Gardner cannot and has not argued that FedEx's costs were part of a compensatory damages scheme, which means they remain procedural in nature. Moreover, one district court has already noted, in dicta, that "Williams . . . held only that [California Government Code 12965(b)] is an exception to California Code of Civil Procedure 1032(b), not that it is substantive for Erie purposes or a `compensatory damages' provision within the meaning of Clausen." Andresen v. Int'l Paper Co., No. 2:13-cv-02079-CAS(AJWx), 2015 WL 3648972, at *4 (C.D. Cal. June 10, 2015).

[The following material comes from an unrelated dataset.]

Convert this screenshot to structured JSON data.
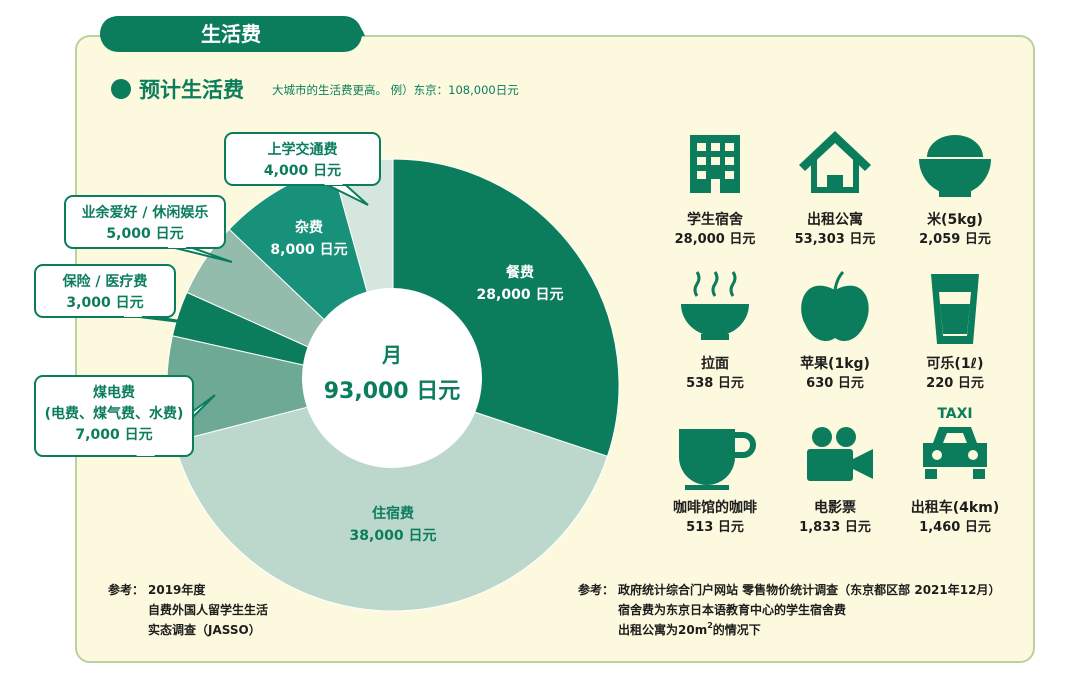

See also id. at *5 (holding "that [Rule] 54(d)—not state law—governs defendant's application and motion for costs").
Accordingly, the Court finds that the award of costs in this context is a procedural matter, and therefore governed by Rule 54(d). And Gardner does not contest that under Rule 54(d), FedEx would be entitled to costs as the prevailing party in this matter.
Gardner first argues that the Court should strike entirely the $1,075.01 in "fees for service of summons and subpoena" awarded for FedEx's fees for service of subpoenas for records, deposition, and trial. Mot. at 3. Gardner is correct. Local Rule 54-3(a)(2) permits only: (1) fees of the marshal, under 28 U.S.C. § 1921(a)(1)(A); and (2) fees for service of process by someone other than the marshal, under Fed. R. Civ. P. 4(c). Though FedEx seeks to combine these two categories to receive costs for service of something other than process by someone other than the marshal, Def.'s Opp'n to Pl.'s Mot. to Strike Clerk's Taxation of Costs ("Opp'n") at 3 (Dkt. No. 130), this reading is inconsistent with the plain text of the Local Rule. Accordingly, the Court hereby GRANTS Gardner's motion to strike the $1,075.01 award of fees for service of summons and subpoena.

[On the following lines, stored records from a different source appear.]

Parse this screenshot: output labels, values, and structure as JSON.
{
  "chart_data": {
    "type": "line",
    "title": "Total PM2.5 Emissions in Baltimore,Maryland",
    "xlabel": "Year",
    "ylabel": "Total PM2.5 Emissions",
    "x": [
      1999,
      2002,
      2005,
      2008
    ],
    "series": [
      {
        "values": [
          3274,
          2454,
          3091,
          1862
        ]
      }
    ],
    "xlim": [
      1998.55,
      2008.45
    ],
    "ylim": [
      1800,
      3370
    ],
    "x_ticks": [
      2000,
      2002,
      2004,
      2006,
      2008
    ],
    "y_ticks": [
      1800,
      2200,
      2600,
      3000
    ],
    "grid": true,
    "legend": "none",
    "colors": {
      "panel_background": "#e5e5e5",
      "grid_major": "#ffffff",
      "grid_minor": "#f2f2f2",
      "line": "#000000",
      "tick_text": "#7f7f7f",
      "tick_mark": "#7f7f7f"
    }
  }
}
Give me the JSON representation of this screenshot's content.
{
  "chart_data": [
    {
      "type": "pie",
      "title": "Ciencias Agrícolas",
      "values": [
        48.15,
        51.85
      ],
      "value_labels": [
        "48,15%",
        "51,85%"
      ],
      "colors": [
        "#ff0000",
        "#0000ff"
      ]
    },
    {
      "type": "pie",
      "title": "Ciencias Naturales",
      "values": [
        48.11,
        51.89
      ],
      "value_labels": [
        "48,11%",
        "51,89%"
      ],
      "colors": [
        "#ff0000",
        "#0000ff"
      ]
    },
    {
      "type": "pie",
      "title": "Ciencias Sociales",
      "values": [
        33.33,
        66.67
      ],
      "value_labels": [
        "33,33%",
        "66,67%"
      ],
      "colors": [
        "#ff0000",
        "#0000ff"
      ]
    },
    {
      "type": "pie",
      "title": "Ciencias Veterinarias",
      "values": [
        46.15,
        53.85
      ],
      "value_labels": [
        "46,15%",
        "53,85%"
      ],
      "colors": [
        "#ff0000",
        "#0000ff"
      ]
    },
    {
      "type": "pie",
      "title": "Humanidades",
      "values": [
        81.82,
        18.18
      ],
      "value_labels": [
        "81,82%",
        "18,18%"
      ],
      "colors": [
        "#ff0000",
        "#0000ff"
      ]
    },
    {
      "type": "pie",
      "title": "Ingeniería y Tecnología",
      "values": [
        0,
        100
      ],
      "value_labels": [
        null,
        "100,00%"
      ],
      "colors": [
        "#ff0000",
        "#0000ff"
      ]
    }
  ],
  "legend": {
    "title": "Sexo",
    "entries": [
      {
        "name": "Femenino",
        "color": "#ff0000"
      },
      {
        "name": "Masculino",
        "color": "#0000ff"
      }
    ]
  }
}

Gardner next argues that the Court should strike some portion of the $1,036.00 in "fees for witnesses." Mot. at 3. The parties agree that the Clerk erroneously inflated FedEx's original request for witness fees, $596.06, and that at most FedEx should be awarded that amount. Id. The only disagreement is whether it was "reasonable" for one of the witnesses — Carlos Valdivia — to fly up from Orange County and spend a night in San Francisco, in order to guarantee that he was in court to testify on the specified day at 9:00 a.m. Id. First, it was plainly reasonable for Mr. Valdivia to fly rather than make the nearly seven-hour drive from Orange County; the $346.06 for his flight is therefore properly taxed under 28 U.S.C. § 1821(c)(1). Second, the $250 taxed for the one-night hotel stay necessitated by Mr. Valdivia's early reporting time is consistent with the Administrator of General Services' per diem rate for hotel expenses in San Francisco in October 2015. Opp'n at 4. Accordingly, the Court hereby GRANTS IN PART and DENIES IN PART Gardner's motion to strike FedEx's witness fees; the portion of the fee erroneously added by the Clerk — $439.94 — is stricken, but the remaining portion — $596.06 — is upheld.
For the foregoing reasons, Plaintiff's motion is GRANTED IN PART and DENIED IN PART. Federal law governs the award of costs in this matter, but costs must be reduced as follows: the $1,075.01 awarded in fees for service of summons and subpoena is stricken entirely, and $439.94 is stricken from the award for witness fees.